The story goes that 1129 Ridge Avenue was home to Charles & Lydia Congelier, who built the house in the 1860's, and their maid, Essie. The tale begins in 1871. That's when Lydia found out Charles was having an affair with the maid, and ended it by stabbing Charles to death, beheading Essie, and driving herself insane.
The house sat vacant for the next two decades. It was remodeled to become a dorm for railroad workers in 1892, but they wouldn't stay in the house, claiming to hear the sobbing and screaming of a woman. Then it gets interesting.
Around the turn of the century, Dr. Adolph Brunrichter moved in. His maids didn't end up lovers, but cadavers. He beheaded them and then did experiments to keep the heads alive, which apparently he could do for short periods of time.
On August 12, 1901, the neighbors heard a scream and saw a red flash come from the house, blowing out all the windows. The good doctor vamoosed, and police found a decomposed body strapped to a bed and five headless corpses buried in the basement.
Needless to say, the house again remained unoccupied for awhile. Equitable Gas later fixed it up to use as a dorm for its' Italian workforce. They experienced many odd happenings, but wrote them off to hooliganism from the American workers they had displaced, at a lower wage. Then one night two of them were found in the basement, one with a board impaled through him and the other hanging from a joist.
Local police claimed it was an accident – one man fell going down the steps and speared himself on a propped up board, and the other strangled himself in the dark cellar on some loose wiring.
Naturally enough, the house was empty again. In 1920, Thomas Edison allegedly visited the home. He was interested in building a machine to communicate with the dead. The results aren't recorded, but its' said that he left the house as a great believer in the afterlife.
In 1927, police arrested a drunk who claimed to be Dr. Brunrichter. He regaled them with tales of orgies, demonic possession, torture and murder, and wrote “What Satan hath wrought let man beware” in his own blood on the wall of his psychiatric ward. The media called him the “Pittsburgh Spookman”, but officials couldn't figure out if was indeed the doctor or just an imaginative alcoholic, so they let him go, never to be seen again.

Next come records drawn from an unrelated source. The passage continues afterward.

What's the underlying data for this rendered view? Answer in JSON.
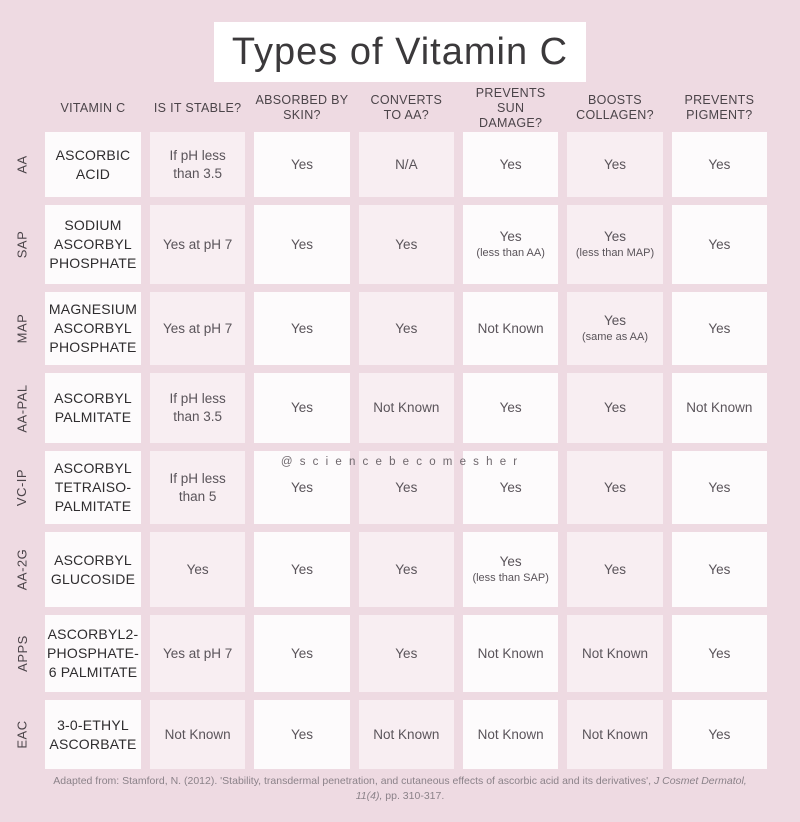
{
  "page": {
    "title": "Types of Vitamin C",
    "watermark": "@ s c i e n c e b e c o m e s h e r",
    "footer": {
      "text_before": "Adapted from: Stamford, N. (2012). 'Stability, transdermal penetration, and cutaneous effects of ascorbic acid and its derivatives', ",
      "text_italic": "J Cosmet Dermatol, 11(4),",
      "text_after": " pp. 310-317."
    }
  },
  "table": {
    "columns": [
      "VITAMIN C",
      "IS IT STABLE?",
      "ABSORBED BY\nSKIN?",
      "CONVERTS\nTO AA?",
      "PREVENTS SUN\nDAMAGE?",
      "BOOSTS\nCOLLAGEN?",
      "PREVENTS\nPIGMENT?"
    ],
    "rows": [
      {
        "code": "AA",
        "name": "ASCORBIC\nACID",
        "cells": [
          {
            "text": "If pH less\nthan 3.5"
          },
          {
            "text": "Yes"
          },
          {
            "text": "N/A"
          },
          {
            "text": "Yes"
          },
          {
            "text": "Yes"
          },
          {
            "text": "Yes"
          }
        ]
      },
      {
        "code": "SAP",
        "name": "SODIUM\nASCORBYL\nPHOSPHATE",
        "cells": [
          {
            "text": "Yes at pH 7"
          },
          {
            "text": "Yes"
          },
          {
            "text": "Yes"
          },
          {
            "text": "Yes",
            "note": "(less than AA)"
          },
          {
            "text": "Yes",
            "note": "(less than MAP)"
          },
          {
            "text": "Yes"
          }
        ]
      },
      {
        "code": "MAP",
        "name": "MAGNESIUM\nASCORBYL\nPHOSPHATE",
        "cells": [
          {
            "text": "Yes at pH 7"
          },
          {
            "text": "Yes"
          },
          {
            "text": "Yes"
          },
          {
            "text": "Not Known"
          },
          {
            "text": "Yes",
            "note": "(same as AA)"
          },
          {
            "text": "Yes"
          }
        ]
      },
      {
        "code": "AA-PAL",
        "name": "ASCORBYL\nPALMITATE",
        "cells": [
          {
            "text": "If pH less\nthan 3.5"
          },
          {
            "text": "Yes"
          },
          {
            "text": "Not Known"
          },
          {
            "text": "Yes"
          },
          {
            "text": "Yes"
          },
          {
            "text": "Not Known"
          }
        ]
      },
      {
        "code": "VC-IP",
        "name": "ASCORBYL\nTETRAISO-\nPALMITATE",
        "cells": [
          {
            "text": "If pH less\nthan 5"
          },
          {
            "text": "Yes"
          },
          {
            "text": "Yes"
          },
          {
            "text": "Yes"
          },
          {
            "text": "Yes"
          },
          {
            "text": "Yes"
          }
        ]
      },
      {
        "code": "AA-2G",
        "name": "ASCORBYL\nGLUCOSIDE",
        "cells": [
          {
            "text": "Yes"
          },
          {
            "text": "Yes"
          },
          {
            "text": "Yes"
          },
          {
            "text": "Yes",
            "note": "(less than SAP)"
          },
          {
            "text": "Yes"
          },
          {
            "text": "Yes"
          }
        ]
      },
      {
        "code": "APPS",
        "name": "ASCORBYL2-\nPHOSPHATE-\n6 PALMITATE",
        "cells": [
          {
            "text": "Yes at pH 7"
          },
          {
            "text": "Yes"
          },
          {
            "text": "Yes"
          },
          {
            "text": "Not Known"
          },
          {
            "text": "Not Known"
          },
          {
            "text": "Yes"
          }
        ]
      },
      {
        "code": "EAC",
        "name": "3-0-ETHYL\nASCORBATE",
        "cells": [
          {
            "text": "Not Known"
          },
          {
            "text": "Yes"
          },
          {
            "text": "Not Known"
          },
          {
            "text": "Not Known"
          },
          {
            "text": "Not Known"
          },
          {
            "text": "Yes"
          }
        ]
      }
    ]
  },
  "colors": {
    "background": "#eedae2",
    "cell_white": "#fdfbfc",
    "cell_pink": "#f8eef2",
    "title_background": "#ffffff",
    "title_text": "#3b393b",
    "header_text": "#4b4449",
    "name_text": "#2e2c2e",
    "value_text": "#5a545a",
    "footer_text": "#8b8289",
    "watermark_text": "#6f686d"
  }
}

That same year, a huge gas tank was being built near the current site of the Carnegie Science Center. It blew, and the ensuing explosion rocked buildings within a 20 mile radius. The Congelier House disappeared from the face of the earth, leaving nothing behind but an 85 foot deep crater. People said Satan himself pulled the ill fated house into the depths of hell.
It's also been said that on occasion a spectral house appears on the site, shimmering and then disappearing again to the netherworld. This was all documented in Richard Winer & Nancy Osborne's book Haunted Houses.

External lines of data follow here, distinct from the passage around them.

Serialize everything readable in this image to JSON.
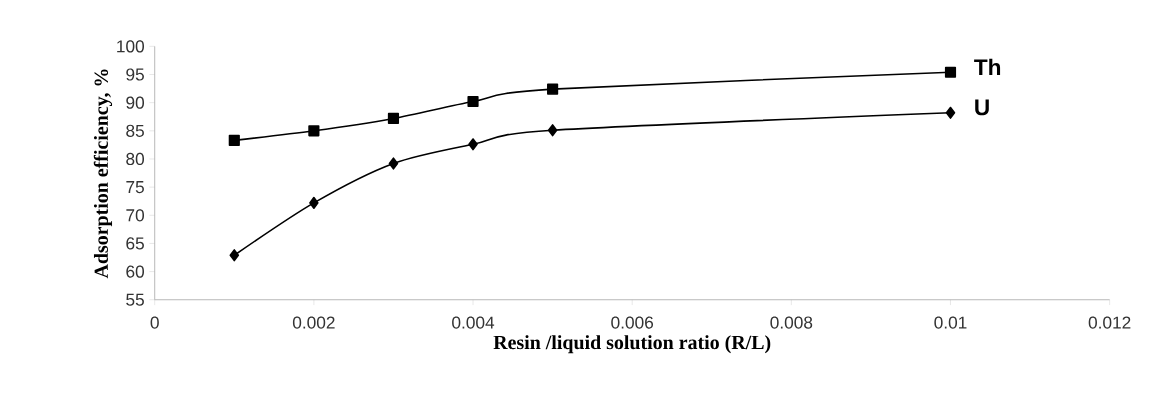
{
  "chart_data": {
    "type": "line",
    "xlabel": "Resin /liquid  solution ratio (R/L)",
    "ylabel": "Adsorption efficiency, %",
    "x": [
      0.001,
      0.002,
      0.003,
      0.004,
      0.005,
      0.01
    ],
    "series": [
      {
        "name": "Th",
        "color": "#000000",
        "marker": "square",
        "values": [
          83.3,
          85.0,
          87.2,
          90.2,
          92.4,
          95.4
        ]
      },
      {
        "name": "U",
        "color": "#000000",
        "marker": "diamond",
        "values": [
          62.9,
          72.2,
          79.2,
          82.6,
          85.1,
          88.2
        ]
      }
    ],
    "xlim": [
      0,
      0.012
    ],
    "xticks": [
      0,
      0.002,
      0.004,
      0.006,
      0.008,
      0.01,
      0.012
    ],
    "ylim": [
      55,
      100
    ],
    "yticks": [
      55,
      60,
      65,
      70,
      75,
      80,
      85,
      90,
      95,
      100
    ],
    "grid": false,
    "line_style": "solid"
  }
}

Alas, like most good stories, this one has its' debunker, too. Troy Taylor rebutted the Congelier House claim to evil immortality in his article Dead Men Do Tell Tales: The House On Ridge Avenue, found on the Prairieghosts site.
First, he can find no record of a Charles Congelier living in Pittsburgh or of Lydia's murderous ways, which one would expect to fill the local rags of the era. Next, he says the modest rowhouse was built in the 1880's, totally screwing up the original timeline.
Marie Congelier owned & lived in the house (at least the family name was right), and no trace of the evil Dr. Brunrichter has ever turned up, either as a tenant or a mad scientist. Ditto for the railroaders. They never roomed at the Congelier house.
Marie says that Edison never visited her humble home, and one would assume she'd remember if the Wizard of Menlo Park came calling. He also found that no reports of any deaths, accidental or otherwise, existed from the Ridge Street address. He couldn't find any mention of the “Pittsburgh Spookman” in the papers.
Finally, the gas explosion didn't send the house straight to hell, but only shattered a few windows. The house was eventually razed to make room for a highway interchange. Marie, by the way, died the morning of the gas explosion, not from the blast, but from an accidental cut. She bled to death en route to the hospital, the only known death recorded of someone from the Congelier House. Thanks for ruining a nice spooky tale, Troy.